Pour un premier tour d’échantillons, il est déconseillé de tester une seule pièce. Deux unités au minimum permettent de comparer la cohérence d’un même lot. Sur un projet critique, il faut prévoir au moins 72 heures de fonctionnement continu avant la décision de design-in. Avant figer la référence, le fournisseur doit fournir la fiche technique complète, l’ICD d’interface, le SDK, l’historique firmware, les paramètres objectif et le standard de test de production.
Le prix unitaire le plus bas ne doit pas être le seul critère de sélection. Un module moins cher mais instable peut coûter davantage en temps d’intégration, en revalidation et en retours terrain. De la même manière, une vidéo de démonstration réussie ne remplace pas un protocole d’acceptation mesuré.
FAQ
Q1 : Faut-il un corps noir pour tester un échantillon de module infrarouge ?
Oui. Sans corps noir, l’évaluation reste largement subjective. Il devient difficile de juger correctement le NETD, l’uniformité, la dérive thermique et la stabilité de mesure.
Q2 : Si l’image est très nette, peut-on lancer directement une petite série ?
Non recommandé. Il faut d’abord valider la stabilité d’interface, le démarrage en température étendue, le fonctionnement continu, la robustesse alimentation et la documentation.
Q3 : Les priorités de test sont-elles les mêmes pour LWIR non refroidi et MWIR refroidi ?
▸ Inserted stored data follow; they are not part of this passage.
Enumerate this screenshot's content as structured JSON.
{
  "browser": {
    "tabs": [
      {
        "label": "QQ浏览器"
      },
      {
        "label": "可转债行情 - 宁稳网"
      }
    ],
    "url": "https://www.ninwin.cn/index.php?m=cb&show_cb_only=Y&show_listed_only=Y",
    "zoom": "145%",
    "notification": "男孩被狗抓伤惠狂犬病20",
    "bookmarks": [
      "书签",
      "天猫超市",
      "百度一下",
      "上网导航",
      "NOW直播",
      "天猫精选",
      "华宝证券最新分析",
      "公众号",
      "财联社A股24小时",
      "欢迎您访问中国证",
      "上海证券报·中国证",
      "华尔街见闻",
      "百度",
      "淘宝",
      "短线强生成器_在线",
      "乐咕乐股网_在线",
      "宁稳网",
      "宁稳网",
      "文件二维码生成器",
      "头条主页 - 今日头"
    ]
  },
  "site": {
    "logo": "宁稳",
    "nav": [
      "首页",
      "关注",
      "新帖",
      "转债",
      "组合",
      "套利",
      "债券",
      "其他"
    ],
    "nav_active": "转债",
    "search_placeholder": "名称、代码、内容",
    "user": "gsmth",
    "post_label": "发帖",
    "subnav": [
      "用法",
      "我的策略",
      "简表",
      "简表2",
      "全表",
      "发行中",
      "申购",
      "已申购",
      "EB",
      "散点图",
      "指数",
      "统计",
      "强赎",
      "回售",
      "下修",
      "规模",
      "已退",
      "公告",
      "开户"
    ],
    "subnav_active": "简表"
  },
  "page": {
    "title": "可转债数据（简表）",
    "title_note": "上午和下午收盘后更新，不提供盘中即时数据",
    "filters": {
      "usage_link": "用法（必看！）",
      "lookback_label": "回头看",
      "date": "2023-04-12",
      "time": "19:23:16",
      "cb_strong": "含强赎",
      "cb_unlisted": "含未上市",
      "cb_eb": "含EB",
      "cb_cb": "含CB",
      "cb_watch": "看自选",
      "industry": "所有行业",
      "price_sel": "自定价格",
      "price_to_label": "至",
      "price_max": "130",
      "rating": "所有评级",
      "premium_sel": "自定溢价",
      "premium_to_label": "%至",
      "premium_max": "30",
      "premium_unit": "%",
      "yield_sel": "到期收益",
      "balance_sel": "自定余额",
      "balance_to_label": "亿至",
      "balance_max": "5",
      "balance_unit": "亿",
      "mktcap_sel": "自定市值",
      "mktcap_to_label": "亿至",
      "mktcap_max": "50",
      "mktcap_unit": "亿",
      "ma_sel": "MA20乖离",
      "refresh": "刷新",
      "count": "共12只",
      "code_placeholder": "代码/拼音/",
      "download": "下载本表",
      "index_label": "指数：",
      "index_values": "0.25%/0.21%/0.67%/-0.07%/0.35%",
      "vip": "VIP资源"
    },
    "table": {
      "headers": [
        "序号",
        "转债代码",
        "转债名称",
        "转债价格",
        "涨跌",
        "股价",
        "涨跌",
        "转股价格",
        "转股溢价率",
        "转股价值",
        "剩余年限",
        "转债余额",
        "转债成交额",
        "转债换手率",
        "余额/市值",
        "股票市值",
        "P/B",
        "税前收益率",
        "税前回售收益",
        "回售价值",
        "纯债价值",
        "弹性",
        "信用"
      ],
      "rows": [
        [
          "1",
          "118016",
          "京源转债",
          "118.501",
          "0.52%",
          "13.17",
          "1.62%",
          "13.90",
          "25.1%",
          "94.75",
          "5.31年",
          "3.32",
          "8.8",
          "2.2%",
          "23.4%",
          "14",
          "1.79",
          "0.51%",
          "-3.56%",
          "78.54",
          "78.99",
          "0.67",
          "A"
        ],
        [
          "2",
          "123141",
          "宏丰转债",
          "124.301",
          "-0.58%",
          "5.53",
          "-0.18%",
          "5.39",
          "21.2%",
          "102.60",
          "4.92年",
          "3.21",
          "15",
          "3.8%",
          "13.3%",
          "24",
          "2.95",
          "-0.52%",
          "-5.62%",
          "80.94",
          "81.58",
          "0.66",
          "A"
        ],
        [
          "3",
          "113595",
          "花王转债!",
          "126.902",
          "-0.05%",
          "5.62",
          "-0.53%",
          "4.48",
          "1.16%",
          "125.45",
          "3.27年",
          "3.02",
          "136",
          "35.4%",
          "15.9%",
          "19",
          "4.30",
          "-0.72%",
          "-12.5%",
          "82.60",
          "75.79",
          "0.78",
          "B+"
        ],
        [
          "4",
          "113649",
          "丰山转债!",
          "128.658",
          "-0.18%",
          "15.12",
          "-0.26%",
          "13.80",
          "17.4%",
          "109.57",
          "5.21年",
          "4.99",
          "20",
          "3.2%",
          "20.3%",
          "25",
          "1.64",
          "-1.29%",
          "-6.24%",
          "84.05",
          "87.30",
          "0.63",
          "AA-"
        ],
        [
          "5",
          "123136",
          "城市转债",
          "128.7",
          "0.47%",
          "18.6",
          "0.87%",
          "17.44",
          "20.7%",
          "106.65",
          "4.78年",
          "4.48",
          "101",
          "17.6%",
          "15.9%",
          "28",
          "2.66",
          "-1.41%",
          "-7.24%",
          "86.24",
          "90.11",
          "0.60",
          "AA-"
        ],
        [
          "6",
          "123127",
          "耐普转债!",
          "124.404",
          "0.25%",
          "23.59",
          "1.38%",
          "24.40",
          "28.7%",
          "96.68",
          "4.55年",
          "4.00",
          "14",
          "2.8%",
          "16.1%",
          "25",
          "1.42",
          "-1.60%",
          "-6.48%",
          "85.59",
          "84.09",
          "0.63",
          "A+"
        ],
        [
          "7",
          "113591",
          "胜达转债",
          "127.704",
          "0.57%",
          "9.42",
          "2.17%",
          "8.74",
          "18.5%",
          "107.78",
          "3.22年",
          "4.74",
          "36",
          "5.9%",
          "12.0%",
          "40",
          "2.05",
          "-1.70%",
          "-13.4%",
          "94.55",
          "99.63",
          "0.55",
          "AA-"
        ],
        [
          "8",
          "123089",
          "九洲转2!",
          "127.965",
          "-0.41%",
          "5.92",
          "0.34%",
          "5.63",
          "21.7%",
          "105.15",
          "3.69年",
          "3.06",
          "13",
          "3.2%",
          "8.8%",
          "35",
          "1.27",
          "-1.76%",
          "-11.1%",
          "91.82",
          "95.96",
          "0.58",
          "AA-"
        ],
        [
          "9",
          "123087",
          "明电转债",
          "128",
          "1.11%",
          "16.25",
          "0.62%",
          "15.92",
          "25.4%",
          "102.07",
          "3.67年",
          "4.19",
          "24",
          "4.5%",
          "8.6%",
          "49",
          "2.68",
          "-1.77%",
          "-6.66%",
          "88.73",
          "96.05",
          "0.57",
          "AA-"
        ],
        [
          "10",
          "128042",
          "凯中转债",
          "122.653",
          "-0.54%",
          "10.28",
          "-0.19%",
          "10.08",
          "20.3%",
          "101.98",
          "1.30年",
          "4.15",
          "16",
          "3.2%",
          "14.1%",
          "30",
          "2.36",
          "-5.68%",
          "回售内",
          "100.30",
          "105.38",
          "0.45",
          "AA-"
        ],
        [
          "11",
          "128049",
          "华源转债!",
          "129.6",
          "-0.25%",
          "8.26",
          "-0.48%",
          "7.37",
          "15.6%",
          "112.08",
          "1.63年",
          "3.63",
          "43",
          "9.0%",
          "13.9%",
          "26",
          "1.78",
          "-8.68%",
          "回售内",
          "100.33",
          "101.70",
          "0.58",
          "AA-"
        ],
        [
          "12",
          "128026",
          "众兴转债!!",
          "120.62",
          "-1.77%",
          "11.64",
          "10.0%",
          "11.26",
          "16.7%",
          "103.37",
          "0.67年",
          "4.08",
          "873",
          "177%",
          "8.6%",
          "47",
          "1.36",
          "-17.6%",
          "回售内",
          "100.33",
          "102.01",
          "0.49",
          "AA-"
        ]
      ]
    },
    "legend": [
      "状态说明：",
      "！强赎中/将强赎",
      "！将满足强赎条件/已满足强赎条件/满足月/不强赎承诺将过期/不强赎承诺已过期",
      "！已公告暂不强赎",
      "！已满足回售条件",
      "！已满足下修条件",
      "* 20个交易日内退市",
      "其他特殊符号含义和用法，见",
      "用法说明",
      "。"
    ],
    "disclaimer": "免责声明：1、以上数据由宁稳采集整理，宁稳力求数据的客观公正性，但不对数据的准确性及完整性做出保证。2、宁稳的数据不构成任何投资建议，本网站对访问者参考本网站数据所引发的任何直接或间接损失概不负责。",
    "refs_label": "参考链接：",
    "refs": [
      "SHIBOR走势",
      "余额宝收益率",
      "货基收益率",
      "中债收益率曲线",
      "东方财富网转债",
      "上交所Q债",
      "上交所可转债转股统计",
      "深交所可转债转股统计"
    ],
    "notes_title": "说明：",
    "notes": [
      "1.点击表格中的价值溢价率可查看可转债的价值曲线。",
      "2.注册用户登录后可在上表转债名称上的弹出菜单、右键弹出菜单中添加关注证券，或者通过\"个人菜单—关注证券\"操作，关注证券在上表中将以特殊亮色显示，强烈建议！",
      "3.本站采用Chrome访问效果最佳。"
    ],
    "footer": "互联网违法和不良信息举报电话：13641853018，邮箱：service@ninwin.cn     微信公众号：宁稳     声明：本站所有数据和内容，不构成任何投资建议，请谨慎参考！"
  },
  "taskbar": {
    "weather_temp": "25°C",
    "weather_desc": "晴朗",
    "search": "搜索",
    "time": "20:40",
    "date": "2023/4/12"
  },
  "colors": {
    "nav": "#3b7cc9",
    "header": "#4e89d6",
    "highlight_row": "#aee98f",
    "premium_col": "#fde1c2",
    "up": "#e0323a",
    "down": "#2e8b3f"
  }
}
Non. En LWIR non refroidi, les points clés sont le NETD, la NUC, les pixels défectueux, la dérive et la consommation. En MWIR refroidi, il faut ajouter le temps de refroidissement, la durée de vie du refroidisseur, le courant de démarrage et la conception thermique.
Q4 : Que faut-il tester pour un projet avec IA embarquée ?
Au-delà du module, il faut vérifier la synchronisation, la latence, la profondeur de données, le format d’entrée de l’algorithme et les performances sur données terrain. Avec un système comme le NEXUS LV0619B AI multi-band Ethernet/SDI, l’acceptation doit couvrir ensemble l’image thermique, l’image visible et la latence d’inférence IA.